Come è stata la sua esperienza con i giapponesi?
“Siamo andati oltre il lavoro perché si era creata un’amicizia strettissima. Ogni grande corporation giapponese cerca di fare qualcosa per il sociale. La Nippo aveva anche un team di serie A di baseball, che è lo sport nazionale, e aveva costruito tante piste per il keirin. Il presidente della Nippo, però, non era mai andato a vedere una gara ciclistica, ci venne con noi per la prima volta, se ne innamorò e oggi anche lui è sponsor di una World Tour.
E la sua passione per il ciclismo quando nasce? Sui social posta fuori pista di chilometri e chilometri…

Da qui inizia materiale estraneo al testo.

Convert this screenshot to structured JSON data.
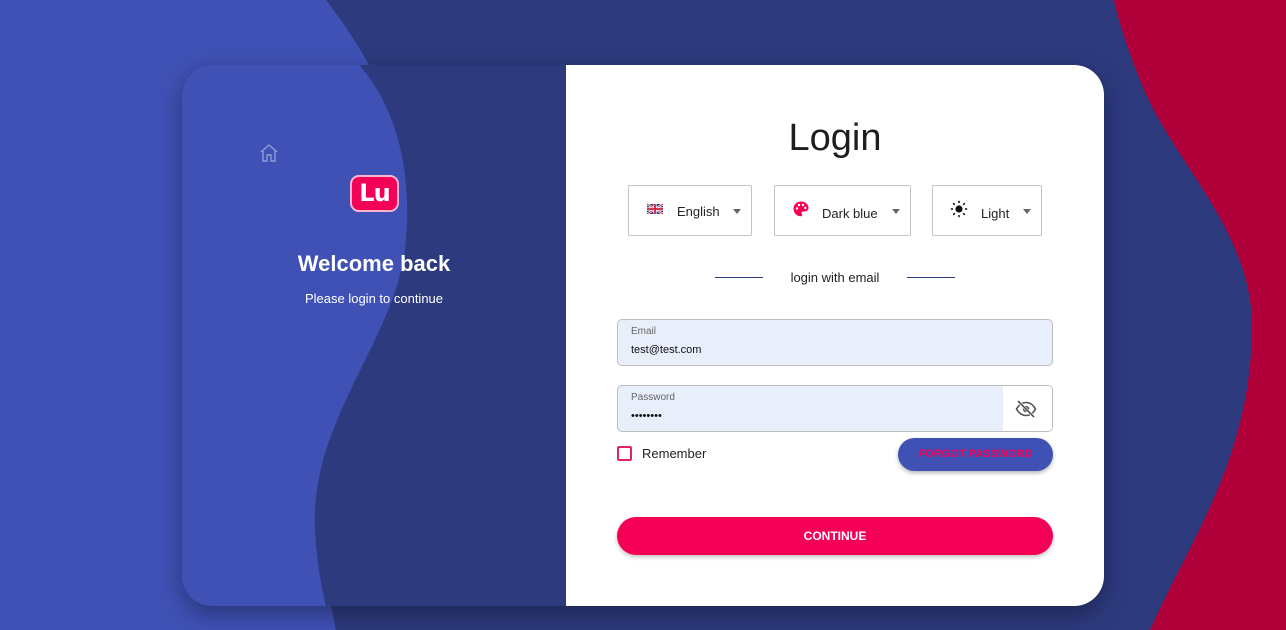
{
  "colors": {
    "background_dark": "#2d3a7e",
    "background_light": "#3f51b5",
    "accent_pink": "#f50057",
    "accent_crimson": "#b0003a",
    "input_fill": "#e8eefa"
  },
  "sidebar": {
    "home_icon": "home-icon",
    "logo_text": "Lu",
    "welcome": "Welcome back",
    "subtitle": "Please login to continue"
  },
  "form": {
    "title": "Login",
    "selectors": {
      "language": {
        "value": "English",
        "icon": "uk-flag-icon"
      },
      "theme": {
        "value": "Dark blue",
        "icon": "palette-icon"
      },
      "mode": {
        "value": "Light",
        "icon": "sun-icon"
      }
    },
    "divider_text": "login with email",
    "email": {
      "label": "Email",
      "value": "test@test.com"
    },
    "password": {
      "label": "Password",
      "value": "••••••••",
      "toggle_icon": "eye-off-icon"
    },
    "remember_label": "Remember",
    "forgot_label": "FORGOT PASSWORD",
    "continue_label": "CONTINUE"
  }
}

(Ride) “Faccio conoscere a chi mi segue per i vini degli scorci del mio amato Abruzzo, una regione bellissima che si presta a un turismo slow per una autentica riscoperta delle eccellenze agroalimentari. La passione, però, nasce da ragazzino. Ero un ciclista e correvo a livello giovanile, il gradino prima del professionismo. Uno dei tanti sognatori che si impegnava oltre le proprie forze per vincere, pur non avendo capacità straordinarie, fondamentali per diventare un campione. Oggi dico anche ‘per fortuna’, perché non sarei l’imprenditore che sono e non potrei fare quello che faccio per supportare questo sport. Con mia mamma guardavo tutte le tappe in tv, un’abitudine religiosa. La prima bici, però, l’ho comprata insieme a mio papà, che era direttore della cooperativa di vino più grande di Crecchio. La ricordo benissimo: era una Legnano di color verdino e di seconda mano, la pagammo novantamila lire. La utilizzavamo in due. Io lavoravo caricando i vagoni di uva da tavola che partivano per la Germania. Era il periodo in cui nei week-end non si poteva circolare con le auto, c’era la crisi del carburante e fecero questa forma di lockdown per qualche mese, quindi bisognava utilizzare la bici o tutt’al più camminare. Il Giro quest’anno parte da Notaresco, dove abbiamo l’azienda agricola più importante, passa a Roseto degli Abruzzi davanti alla cantina di vinificazione principale, davanti alla cantina dove lavorava mio padre a Crecchio e davanti al nuovo stabilimento che sarà finito tra un mese. Segue la nostra storia. Al mio paesino non ci sono mai passati in centotré edizioni”.
Il nuovo stabilimento che capacità produttiva avrà?
“Sarà un grande centro di imbottigliamento, con due linee modernissime, appena finite di montare, la cantina di alimentazione, i magazzini, per un totale di quasi ventimila metri quadrati coperti e una capacità di circa venti milioni di bottiglie. È super automatizzato, con sistemi rigorosi di controllo del packaging”.
Mi dice quali valori la rispecchiano e che ritrova nel ciclismo?
“La capacità di sacrificarsi, di lavorare per raggiungere un obiettivo”. E la capacità di credere nella bellezza dei propri sogni. I nostri ragazzi sono giovani che desiderano costruire qualcosa di speciale per il loro futuro. E io mi rivedo in questo loro sogno. Sogniamo insieme”.